Meetings in Beijing and departure to the southeast

Beijing is behind us, and we are now on our way to Shanghai. We have visited Sidel’s factory as well as premium supplier Red Bull. While Sidel is up against a stagnating market for beverages in China, RedBull by contrast has invested in new PET lines to cope with growth in the premium sector. Between these appointments we are making good progress with our Editourmobil in the city traffic. It is impressive how well everything seems to function in such a megacity. Even more so as Chinese drivers seem to consider the rules of the road as just one of their driving options. In particular, joining the motorway or changing lanes are carried out without any prior indication.

Hence all road users tend to adopt prudent driving behaviour. Sit at a roadside café, and casually count the number of cars passing by which have dents on them. Carry out the same exercise in India and out of 10 cars, 9 will have dents. Here in China it’s about one in a hundred. Top of the scale in my personal dent index is France, where every 10 cars have 11 dents. I subscribe to the theory that in France, every car is delivered with a collection of dents.

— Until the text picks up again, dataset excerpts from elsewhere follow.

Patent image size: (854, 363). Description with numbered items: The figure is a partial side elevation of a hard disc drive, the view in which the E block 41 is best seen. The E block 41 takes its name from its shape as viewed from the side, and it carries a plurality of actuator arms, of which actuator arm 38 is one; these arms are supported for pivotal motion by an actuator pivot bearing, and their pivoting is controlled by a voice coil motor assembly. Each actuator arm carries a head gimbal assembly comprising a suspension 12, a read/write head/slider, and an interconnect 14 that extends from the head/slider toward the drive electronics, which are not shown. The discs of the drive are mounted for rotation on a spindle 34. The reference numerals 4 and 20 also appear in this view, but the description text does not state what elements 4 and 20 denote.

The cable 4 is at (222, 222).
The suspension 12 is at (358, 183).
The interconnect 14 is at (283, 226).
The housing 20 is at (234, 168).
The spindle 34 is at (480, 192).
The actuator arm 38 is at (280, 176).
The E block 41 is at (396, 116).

So there is a huge amount of traffic in China, but – once you are used to it – Chinese drivers are considerate. It’s not all cars and motorways however; I ought to mention the efficient underground network as an excellent alternative to heavy traffic. And finally there is also Shanks’ pony, another easy way to get around. And here again, top marks to Beijing. The pavements are well laid out and on major roads there are bridges and underpasses for pedestrians. In the evening it is a pleasure to saunter along the streets. During the day however, it is less fun – with temperatures typically as high as 35°C in the shade.

As hotel residents and motorhome drivers we are obliged to register with the local police within 24 hours. We duly showed up at no fewer than four police stations, but despite the best efforts of our Chinese interpreter, the police were baffled as to what to do with us. In order not to lose face, the charming official at our last port of call simply wished us a pleasant journey and if there were any problems, we should call 110. Fair enough. When we get to Shanghai we’ll try again to register.